The recent abrupt introduction to spring in Michigan has brought us steady rainfall. You may have noticed your gutters overflowing or leaks occurring around your house, which can be caused by any myriad of gutter issues, including clogging or damage. But, what occurs if the rain water makes it into the gutter safely and through the downspout? Is there any threat to you home at this point?
Your basement, crawlspace or foundation can still be damaged by rain water even if your gutter are flowing correctly.
Helping Downspouts protect Your Foundation
One of the main functions of a gutter system is to carry rainwater away from your home safely. Clear and flowing gutters are the first step. But if you don’t carry the water away to a good location, you may still be in trouble. Here are 3 main tips for ensuring you keep a solid foundation and a dry basement.
- Splash guard – Newer homes may have underground seepage lines that help direct the water safely away from your home, but if you have an older home, you may have noticed splash guards. These are the plastic or concrete trays that help redirect water from it’s downward trajectory to out into your lawn. The consistent flow of a large volume of water can erode your yard and it will eventually find your foundation. Shifting, damaged or wet foundations can be a costly fix.
- Not enough downspouts – Rainwater travels along the gutter before finding a place to travel downward. Without an adequate number of downspouts, the water volume will build up in the gutter, weighing it down, causing damage to your gutters. Excess weight will also lead to failing hangers and roof damage.
- Downspout ejection placement – If rainwater is ejected onto a paved surface, ensure the pitch is away from your home. If it is not, relocate or elongate the downspout so that it can be moved away safely. Water that flows toward your foundation will eventually lead to shifting, wetness or mold – all of which are huge headaches and expensive to repair.

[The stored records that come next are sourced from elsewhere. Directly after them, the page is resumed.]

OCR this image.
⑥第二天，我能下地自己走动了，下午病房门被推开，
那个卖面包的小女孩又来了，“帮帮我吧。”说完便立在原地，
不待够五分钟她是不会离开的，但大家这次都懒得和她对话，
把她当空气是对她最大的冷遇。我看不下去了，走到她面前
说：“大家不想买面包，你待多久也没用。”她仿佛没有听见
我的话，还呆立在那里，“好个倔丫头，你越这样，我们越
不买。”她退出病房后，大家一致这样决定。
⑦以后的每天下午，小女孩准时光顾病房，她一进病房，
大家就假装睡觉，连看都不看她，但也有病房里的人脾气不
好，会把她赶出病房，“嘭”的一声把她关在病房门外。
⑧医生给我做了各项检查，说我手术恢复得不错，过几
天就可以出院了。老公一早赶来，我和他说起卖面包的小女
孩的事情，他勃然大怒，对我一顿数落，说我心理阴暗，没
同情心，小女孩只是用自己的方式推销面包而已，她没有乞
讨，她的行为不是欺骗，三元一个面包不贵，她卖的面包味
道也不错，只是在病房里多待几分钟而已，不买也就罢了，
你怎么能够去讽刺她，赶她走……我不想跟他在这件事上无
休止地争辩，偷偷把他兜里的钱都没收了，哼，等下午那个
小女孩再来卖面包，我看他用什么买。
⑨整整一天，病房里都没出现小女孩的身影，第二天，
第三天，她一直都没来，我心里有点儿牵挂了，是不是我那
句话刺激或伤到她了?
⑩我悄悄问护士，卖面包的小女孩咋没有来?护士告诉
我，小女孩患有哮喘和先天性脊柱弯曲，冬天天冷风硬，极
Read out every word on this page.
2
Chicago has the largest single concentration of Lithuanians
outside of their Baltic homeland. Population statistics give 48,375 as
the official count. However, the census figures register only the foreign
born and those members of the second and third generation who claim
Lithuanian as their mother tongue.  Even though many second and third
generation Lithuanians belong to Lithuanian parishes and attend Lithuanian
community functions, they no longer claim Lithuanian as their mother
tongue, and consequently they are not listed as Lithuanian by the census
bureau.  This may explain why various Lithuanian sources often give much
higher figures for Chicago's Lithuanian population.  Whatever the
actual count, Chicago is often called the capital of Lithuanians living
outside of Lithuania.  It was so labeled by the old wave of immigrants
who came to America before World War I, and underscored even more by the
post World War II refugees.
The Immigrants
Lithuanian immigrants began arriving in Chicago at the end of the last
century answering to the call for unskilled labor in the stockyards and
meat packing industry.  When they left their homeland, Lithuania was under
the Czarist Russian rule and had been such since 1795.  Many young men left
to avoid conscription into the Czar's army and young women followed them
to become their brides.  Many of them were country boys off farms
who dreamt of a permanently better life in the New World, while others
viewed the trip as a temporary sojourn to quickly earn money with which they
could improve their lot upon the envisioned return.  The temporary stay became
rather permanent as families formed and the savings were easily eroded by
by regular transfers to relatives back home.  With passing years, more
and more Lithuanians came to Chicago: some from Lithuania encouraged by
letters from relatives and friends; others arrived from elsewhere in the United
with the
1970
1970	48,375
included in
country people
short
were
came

Saving Money with Rain Barrels
One method of saving money on your city water bill (you’ll have to check with your local municipality) is to install rainwater barrels. This is also a greener way to water lawns, landscapes and gardens.
How Does it Work?
You pay a fee to your city for the stormwater service. When you create impervious surfaces, you create an excess flow of water. An impervious surface is a roof, driveway or other area where water can no longer seep into the earth without help. Your stormwater fee is based on the square footage of all of your impervious surfaces combined.
If you redirect rainwater into a barrel, you can deduct the area of roof that you are collecting from out of your stormwater bill.
There is also the obvious benefit of not using water that you paid for to water your landscape – that savings can be considered as well.
How Much Can I Save?
In Ann Arbor, for anything up to 2,187 square feet, you pay $16 per quarter for the stormwater your home contributes to the local storm drain load. If you install a rain barrel, you can save up to $2.30 per quarter (for more information, google ‘your city + storm water fee’).
Now you’ll see that it’s not a large sum of money, but it is an incentive to try and divert rainwater away from the storm drains which eventually erode our local watersheds.
If you only use rainwater to water landscapes, you can save a significant amount of money that way as well, up to $9.00 per 750 gallons in avoided costs.
Some estimates say that a 100 foot x 100 foot lawn will use 6,230 gallons every time you run the sprinkler! That can be a $75 daily charge and a huge impact to our fresh water supply if everyone in your city does the same, every day!
If you have questions about gutters, downspout placement or other issues with your the exterior of your home, please call the Pros at Pro Home Improvement at 888-776-1998 or request an appointment.
2 replies on “Home Protection: Gutters and Downspouts”
My husband and I are planning on having our rain gutters replaced soon. So thanks for letting us know that if we have an older home, we may want to check that there are splash guards to direct the water towards our lawn. Since we’re already going through a rain gutter replacement, we’ll probably be looking into replacing our splash guards as well, if we have them.
My neighbor just got seamless gutters installed while getting his roof replaced. Now he is trying to convince me to do the same, since I have a few leaks in my gutters. However, I’m not really sure that it will make a huge difference, but since everyone agrees that they are better, maybe I should give them a try.